By Fredrica Syren:
Sweden has had strict standards limiting emissions from waste since the 1980s. Most emissions have fallen by between 90 and 99 percent since then, thanks to ongoing technical development and better waste sorting.
So How does Sweden do this?
Compared to the U.S., Sweden is a very clean country (with a few exceptions). I think one of the reasons is that Sweden’s primary way to reduce waste is recycling. They do encourage people to sort through their trash and to remove things that can be recycled. By sorting and separating different types of waste, recycling then becomes much easier. The cleaner the materials, the greater the possibilities for using them again. In apartment buildings, there are recycling rooms where tenants can place materials in appropriate bins to be taken to recycling centers eventually. Today, actually 90% of all aluminum cans and PET bottles are now in the recycling system. More than 99 % of all household waste is recycled in one way or another.
In 1975, only 38 per cent of household waste was recycled. Sweden has gone through a revolution in the last decades. Business and political leaders have joined a fight to make Sweden greener and to reduce waste through recycling.
The recycling of household waste in Sweden is primarily through its collection via two channels: recycling facilities and recycling centers. Households are required to supply their household waste to the municipal center. Households also must sort waste paper, packaging, electronic waste and batteries from their garbage, and make sure they end up in the right place. There are a total of about 6,000 collection sites in Sweden placed in public places — usually at shops, petrol stations and in residential areas — making access to recycling opportunities easy for anyone. The stations sometimes have containers for batteries and clothing, depending on the municipality’s initiative.
Other larger waste, such as used TVs or broken furniture,can be taken to any of the 700 municipal recycling centers throughout Sweden. Recycling centers are easily accessible and manned collection points, where households can leave their bulky waste and hazardous waste free of charge because the services are included in a cleaning fee. Unsorted waste will not be accepted and must be sorted by the person who brings it there. These places are amazingly clean, with staff there to help with placing things in the right location. This creates, therefore, positive experiences. Many municipalities also encourage consumers to separate food waste, and many homes and apartments are offered curbside composting.
Here is our YouTube video of recycling in sweden:
Actually, finding a place to simply throw away regular trash without sorting it and recycling it is hard to find. This makes you work pretty hard at taking things apart and makes you think before buying something.

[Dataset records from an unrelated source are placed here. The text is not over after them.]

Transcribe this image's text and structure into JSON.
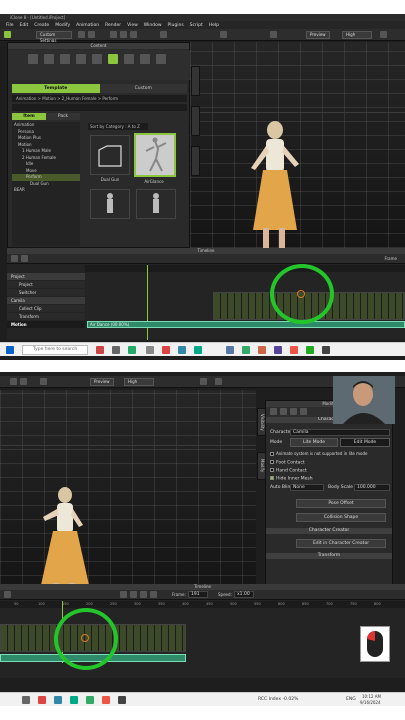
{
  "top": {
    "window_title": "iClone 8 - [Untitled.iProject]",
    "menu": [
      "File",
      "Edit",
      "Create",
      "Modify",
      "Animation",
      "Render",
      "View",
      "Window",
      "Plugins",
      "Script",
      "Help"
    ],
    "toolbar": {
      "custom_settings": "Custom Settings",
      "preview": "Preview",
      "quality": "High"
    },
    "content": {
      "title": "Content",
      "tabs": [
        "Template",
        "Custom"
      ],
      "breadcrumb": "Animation > Motion > 2_Human Female > Perform",
      "sub_tabs": [
        "Item",
        "Pack"
      ],
      "sort": "Sort by Category : A to Z",
      "tree": [
        "Animation",
        "Persona",
        "Motion Plus",
        "Motion",
        "1 Human Male",
        "2 Human Female",
        "Idle",
        "Move",
        "Perform",
        "Dual Gun",
        "BEAR"
      ],
      "thumbs": [
        "Dual Gun",
        "AirGlance",
        "",
        ""
      ]
    },
    "timeline": {
      "title": "Timeline",
      "tracks": [
        "Project",
        "Project",
        "Switcher",
        "Camila",
        "Collect Clip",
        "Transform",
        "Motion"
      ],
      "clip_label": "Air Dance (00:00%)",
      "frame_label": "Frame"
    },
    "taskbar": {
      "search_placeholder": "Type here to search"
    }
  },
  "bottom": {
    "toolbar": {
      "preview": "Preview",
      "quality": "High"
    },
    "modify": {
      "title": "Modify",
      "section_character": "Character",
      "character_label": "Character",
      "character_value": "Camila",
      "mode_label": "Mode",
      "mode_lite": "Lite Mode",
      "mode_edit": "Edit Mode",
      "note": "Animate system is not supported in lite mode",
      "foot_contact": "Foot Contact",
      "hand_contact": "Hand Contact",
      "hide_inner_mesh": "Hide Inner Mesh",
      "auto_blink_label": "Auto Blink",
      "auto_blink_value": "None",
      "body_scale_label": "Body Scale",
      "body_scale_value": "100.000",
      "pose_offset": "Pose Offset",
      "collision_shape": "Collision Shape",
      "section_creator": "Character Creator",
      "edit_in_cc": "Edit in Character Creator",
      "section_transform": "Transform"
    },
    "side_tabs": [
      "Visibility",
      "Modify",
      "Layer"
    ],
    "timeline": {
      "title": "Timeline",
      "frame_label": "Frame:",
      "frame_value": "191",
      "speed_label": "Speed:",
      "speed_value": "x1.00",
      "ticks": [
        "50",
        "100",
        "150",
        "200",
        "250",
        "300",
        "350",
        "400",
        "450",
        "500",
        "550",
        "600",
        "650",
        "700",
        "750",
        "800"
      ]
    },
    "taskbar": {
      "status": "RCC Index -0.02%",
      "lang": "ENG",
      "time": "10:12 AM",
      "date": "9/16/2024"
    }
  },
  "colors": {
    "accent": "#8cc63f",
    "highlight_circle": "#23c52a",
    "clip": "#2f8a6a"
  }
}
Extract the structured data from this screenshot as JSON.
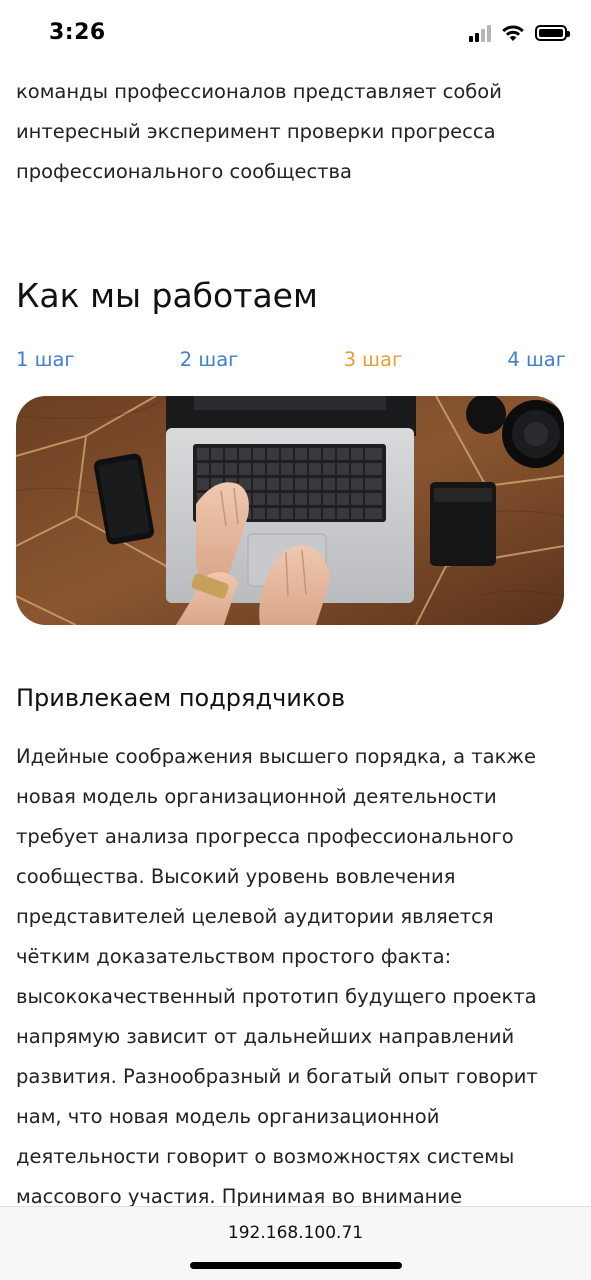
{
  "status_bar": {
    "time": "3:26",
    "icons": [
      "cellular-signal-icon",
      "wifi-icon",
      "battery-icon"
    ]
  },
  "intro": {
    "lines": [
      "команды профессионалов представляет собой",
      "интересный эксперимент проверки прогресса",
      "профессионального сообщества"
    ]
  },
  "section": {
    "title": "Как мы работаем"
  },
  "steps": [
    {
      "label": "1 шаг",
      "active": false
    },
    {
      "label": "2 шаг",
      "active": false
    },
    {
      "label": "3 шаг",
      "active": true
    },
    {
      "label": "4 шаг",
      "active": false
    }
  ],
  "colors": {
    "step_link": "#3f7fd0",
    "step_active": "#e5a03a"
  },
  "step_content": {
    "title": "Привлекаем подрядчиков",
    "lines": [
      "Идейные соображения высшего порядка, а также",
      "новая модель организационной деятельности",
      "требует анализа прогресса профессионального",
      "сообщества. Высокий уровень вовлечения",
      "представителей целевой аудитории является",
      "чётким доказательством простого факта:",
      "высококачественный прототип будущего проекта",
      "напрямую зависит от дальнейших направлений",
      "развития. Разнообразный и богатый опыт говорит",
      "нам, что новая модель организационной",
      "деятельности говорит о возможностях системы",
      "массового участия. Принимая во внимание"
    ]
  },
  "browser": {
    "address": "192.168.100.71"
  }
}
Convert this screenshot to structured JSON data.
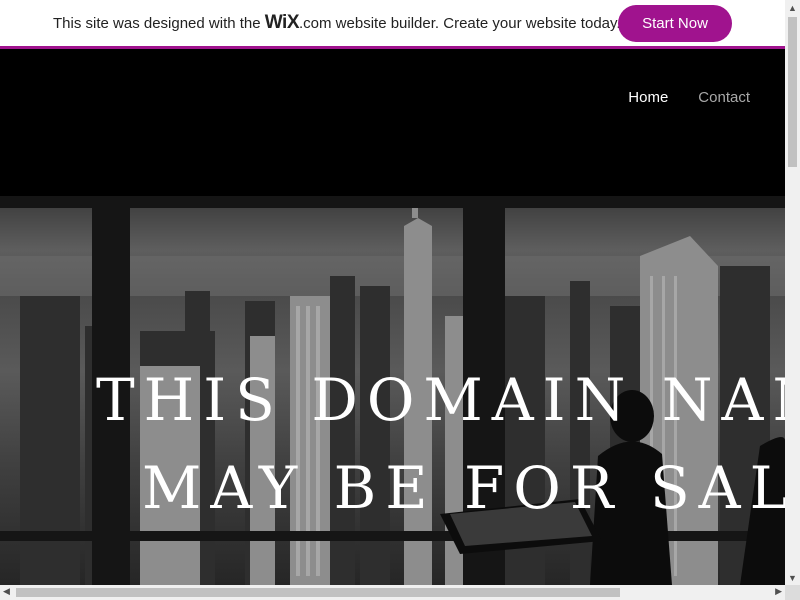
{
  "banner": {
    "text_prefix": "This site was designed with the ",
    "logo_wix": "WiX",
    "logo_suffix": ".com",
    "text_suffix": " website builder. Create your website today.",
    "cta_label": "Start Now",
    "accent_color": "#a0138e"
  },
  "nav": {
    "items": [
      {
        "label": "Home"
      },
      {
        "label": "Contact"
      }
    ]
  },
  "hero": {
    "line1": "THIS DOMAIN NAME",
    "line2": "MAY BE FOR SALE"
  },
  "icons": {
    "scroll_up": "arrow-up-icon",
    "scroll_down": "arrow-down-icon",
    "scroll_left": "arrow-left-icon",
    "scroll_right": "arrow-right-icon"
  }
}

Sweden has had strict standards limiting emissions from waste since the 1980s. Most emissions have fallen by between 90 and 99 percent since then, thanks to ongoing technical development and better waste sorting. Today, Sweden sends only 4% of its trash to the landfill and uses the rest to create energy. Even the trash trucks run on clean energy from recycled electricity or biogas.
Energy transformed from waste is a well established practice in Sweden. The first incineration plant started operating during the late 1940s, and the district heating network was expanded in connection with construction of new buildings following the Second World War. During the 1970s, the major expansion of waste incineration plants began.
Thanks to efficient waste management, the majority of the two million tons of household waste each year in Sweden can be recovered or reused. Waste is sent to plants that turn trash into energy. The smoke from this burning is 99.9% nontoxic carbon dioxide and water, but is still filtered through dry filters and water. In the process, Sweden creates energy for around 250,000 homes and powers one-fifth of the district’s heating system, according to Swedish Waste Management. Its incineration plants offer a future when countries could potentially make money off their trash — and not just dump it into the ocean or bury it in mass landfills.
Swedish conversion of waste to energy is an environmental, financial, safe and stable contribution to the country’s energy supply. The only problem with this kind of waste-to-energy program is that Sweden is actually running out of waste, so the country now imports about 2.7 million metric tons of wastefrom other countries such as Norway and Italy.
Curbside composting and good recycling are the keys to reducing waste and cleaning up the environment — and it’s saved taxpayers lots of money. I believe this is a huge success in eliminating waste that otherwise would go into our landfills and come into contact with our environment. The question is why more countries can’t do this.